I’ve known Kadamba since 1997. If there’s one thing she is, it is a straight shooter. But still, how could she just insult me like that? “Hate cardamom?” Hate is a strong word, isn’t it? Why not tell me you think one of my kids is a big loser! I mean, it’s almost like the same thing, isn’t it?
While I know that some tastes hit the tongues of different people with varying results, I just cannot imagine hating cardamom. But nevertheless, Kadamba has spoken (well, more like commented).
So, what to do?
I just so happened to have a lot of goopy persimmons, ripe in a way that if it were any other fruit would be considered over ripe. With persimmon there is no such thing. Just increasing stages of desirability.
Using my hand I tore out the pulp, fleshy and moist, squeezing the fruit to extract all of its orange juice into my pot. I added the scrapings of a Madagascar vanilla bean as well as Spanish saffron.

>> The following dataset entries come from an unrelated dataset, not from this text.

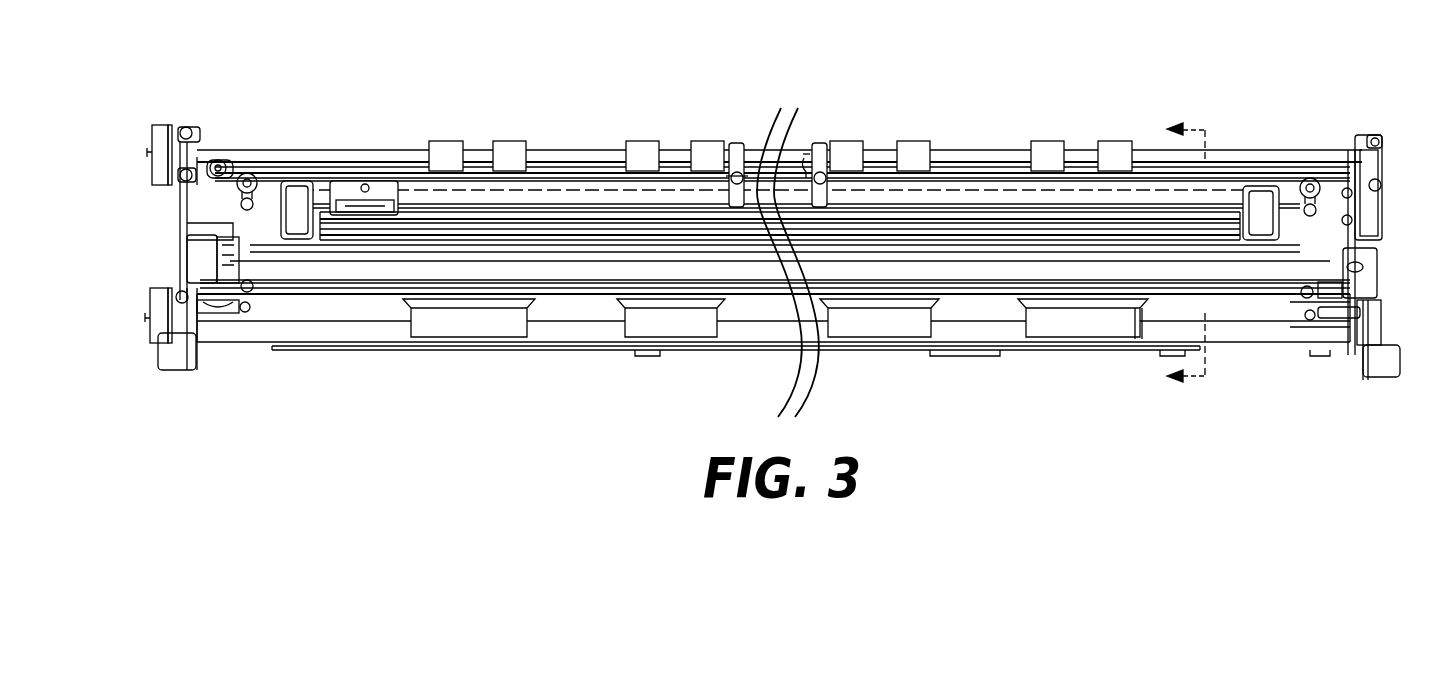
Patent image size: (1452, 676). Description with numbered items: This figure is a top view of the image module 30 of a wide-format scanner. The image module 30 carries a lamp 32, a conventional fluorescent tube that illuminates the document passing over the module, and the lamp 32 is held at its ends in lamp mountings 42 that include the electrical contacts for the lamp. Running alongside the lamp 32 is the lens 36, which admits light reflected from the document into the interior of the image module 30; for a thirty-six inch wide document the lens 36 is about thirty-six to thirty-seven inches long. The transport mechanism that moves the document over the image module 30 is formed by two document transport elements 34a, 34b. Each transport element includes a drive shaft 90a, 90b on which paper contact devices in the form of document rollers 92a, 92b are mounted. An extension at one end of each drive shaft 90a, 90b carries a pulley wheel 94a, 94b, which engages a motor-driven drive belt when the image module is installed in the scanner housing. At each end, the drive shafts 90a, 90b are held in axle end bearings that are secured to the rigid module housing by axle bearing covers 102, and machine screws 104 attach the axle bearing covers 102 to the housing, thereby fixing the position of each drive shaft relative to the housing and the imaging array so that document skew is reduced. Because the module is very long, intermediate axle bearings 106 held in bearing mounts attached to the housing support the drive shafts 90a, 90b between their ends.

The image module 30 is at (983, 86).
The lamp 32 is at (1268, 275).
The document transport element 34a is at (1337, 338).
The document transport element 34b is at (235, 149).
The lens 36 is at (1005, 231).
The lamp mountings 42 is at (228, 272).
The drive shaft 90a is at (565, 330).
The drive shaft 90b is at (558, 152).
The document rollers 92a is at (678, 330).
The document rollers 92b is at (646, 146).
The pulley wheel 94a is at (153, 338).
The pulley wheel 94b is at (157, 125).
The axle bearing covers 102 is at (1378, 165).
The machine screws 104 is at (1375, 140).
The intermediate axle bearings 106 is at (819, 146).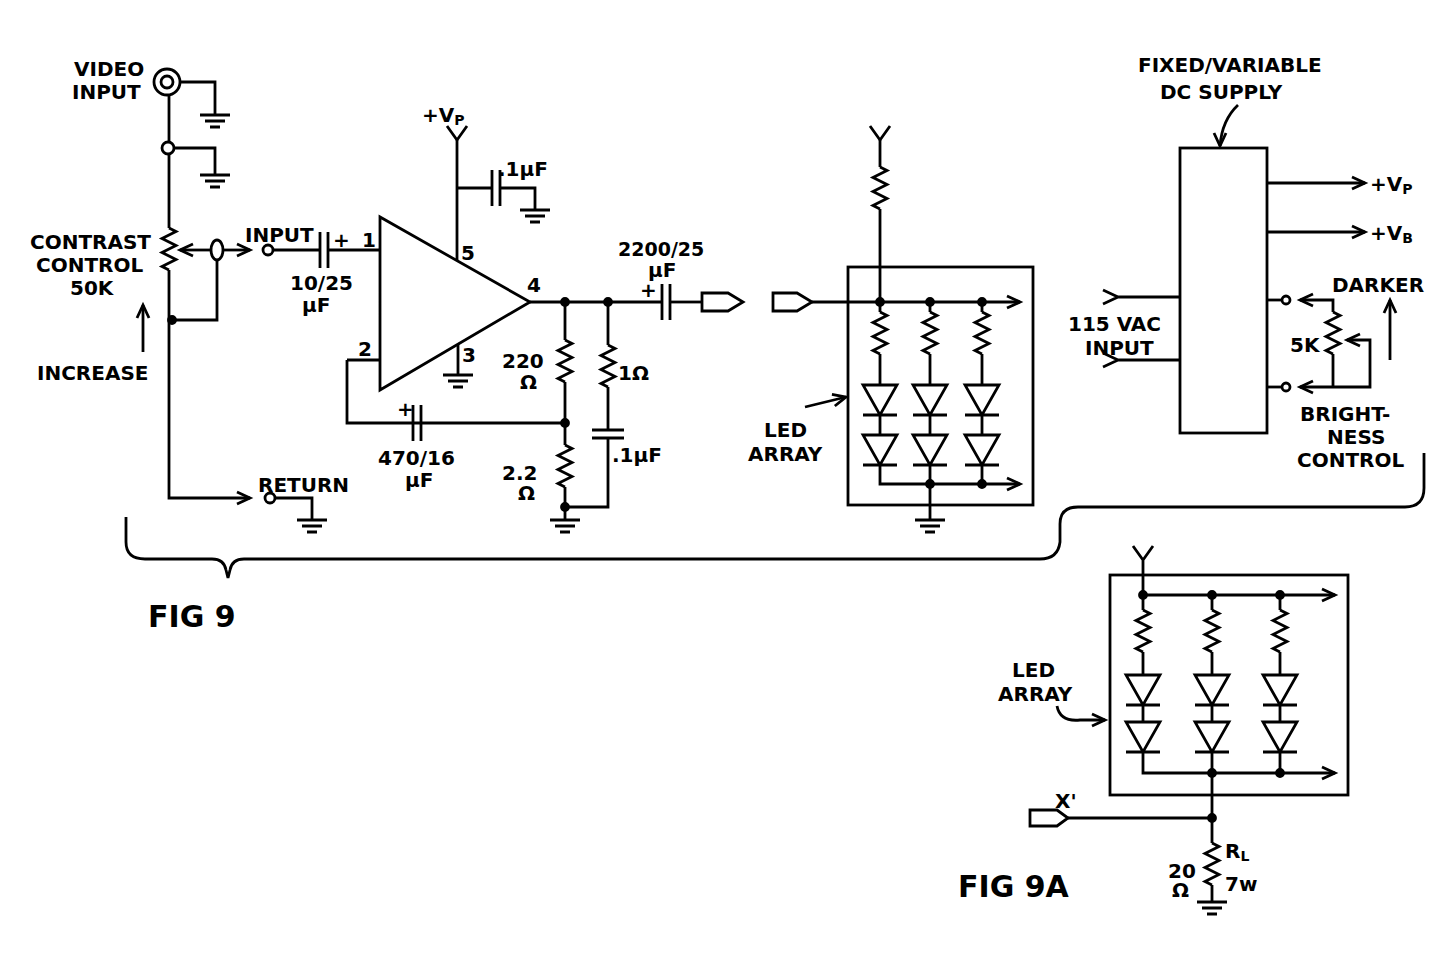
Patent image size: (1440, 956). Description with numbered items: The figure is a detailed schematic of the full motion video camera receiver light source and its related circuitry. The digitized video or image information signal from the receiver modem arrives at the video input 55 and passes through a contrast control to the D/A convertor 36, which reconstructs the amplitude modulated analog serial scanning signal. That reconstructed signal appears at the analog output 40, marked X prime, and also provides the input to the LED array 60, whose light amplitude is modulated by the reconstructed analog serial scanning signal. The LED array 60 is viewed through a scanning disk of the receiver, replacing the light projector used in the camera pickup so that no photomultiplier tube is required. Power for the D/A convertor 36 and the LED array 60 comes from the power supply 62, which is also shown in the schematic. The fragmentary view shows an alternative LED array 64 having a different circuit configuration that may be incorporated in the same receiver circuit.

In FIG. 9, the video input 55 is at (178, 72).
In FIG. 9, the D/A convertor 36 is at (423, 208).
In FIG. 9, the analog video output 40 is at (712, 312).
In FIG. 9, the LED array 60 is at (993, 266).
In FIG. 9, the power supply 62 is at (1172, 186).
In FIG. 9A, the alternative LED array 64 is at (1110, 590).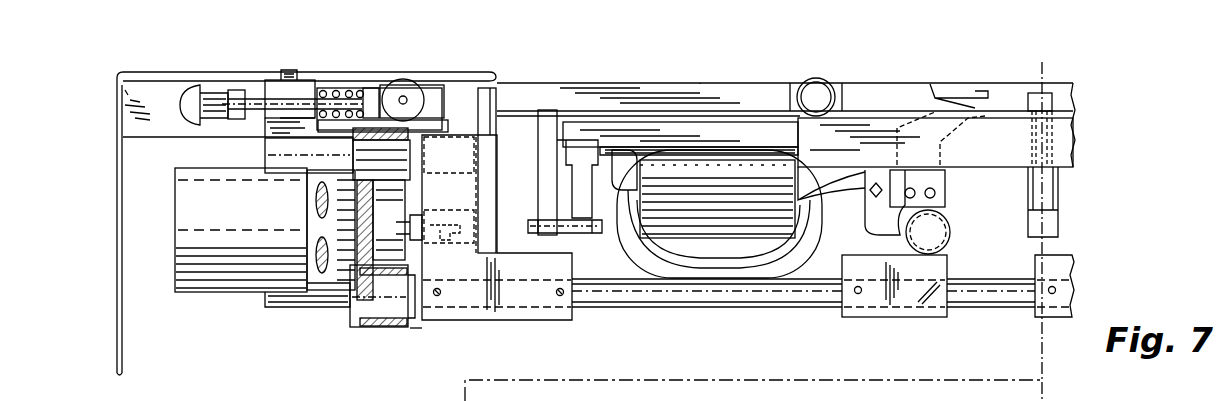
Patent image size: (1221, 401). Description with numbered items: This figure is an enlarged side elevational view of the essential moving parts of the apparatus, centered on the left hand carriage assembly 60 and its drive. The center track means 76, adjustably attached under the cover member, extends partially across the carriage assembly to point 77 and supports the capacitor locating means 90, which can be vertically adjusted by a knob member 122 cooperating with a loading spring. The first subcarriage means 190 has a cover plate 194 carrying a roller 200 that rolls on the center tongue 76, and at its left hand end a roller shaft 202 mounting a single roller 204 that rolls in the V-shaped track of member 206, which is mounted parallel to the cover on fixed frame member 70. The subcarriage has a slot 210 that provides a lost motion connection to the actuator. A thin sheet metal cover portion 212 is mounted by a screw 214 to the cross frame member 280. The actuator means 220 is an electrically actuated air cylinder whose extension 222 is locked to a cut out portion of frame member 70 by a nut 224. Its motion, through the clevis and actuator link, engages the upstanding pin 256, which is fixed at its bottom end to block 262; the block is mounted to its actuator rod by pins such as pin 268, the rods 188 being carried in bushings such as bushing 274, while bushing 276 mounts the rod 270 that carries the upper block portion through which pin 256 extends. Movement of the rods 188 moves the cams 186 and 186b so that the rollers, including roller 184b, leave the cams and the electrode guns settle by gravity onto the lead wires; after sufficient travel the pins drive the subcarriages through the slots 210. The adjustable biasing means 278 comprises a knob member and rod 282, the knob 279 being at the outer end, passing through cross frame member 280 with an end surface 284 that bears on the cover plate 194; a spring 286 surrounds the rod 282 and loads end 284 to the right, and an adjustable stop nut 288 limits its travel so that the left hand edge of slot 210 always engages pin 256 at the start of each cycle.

Cook cook cook pour pour pour. Jam in jars, all tiny portable four ouncers. The taste, free of any cardamom, is perfectly subtle. The fruit is not overwhelmed by the spicing, yet the vanilla bean and the saffron invigorate this jam with the sweetness of their tastes.
Saffron Vanilla Bean Persimmon Jam reminds me of a baked pumpkin, if pumpkin were a fruit. The creamy smooth fleshy texture, the earthy orange color and the subtly sublime flavor of this autumnal fruit makes it the perfect departure from run of the foodmill fall favorite, the apple. Saffron Vanilla Bean Persimmon Jam makes a pleasant tart or crumble filling. This weekend it will make its appearance smack dab in the middle of Harriet’s thumbprint cookies (which–due to their large size–have been renamed by some as “paw print” cookies).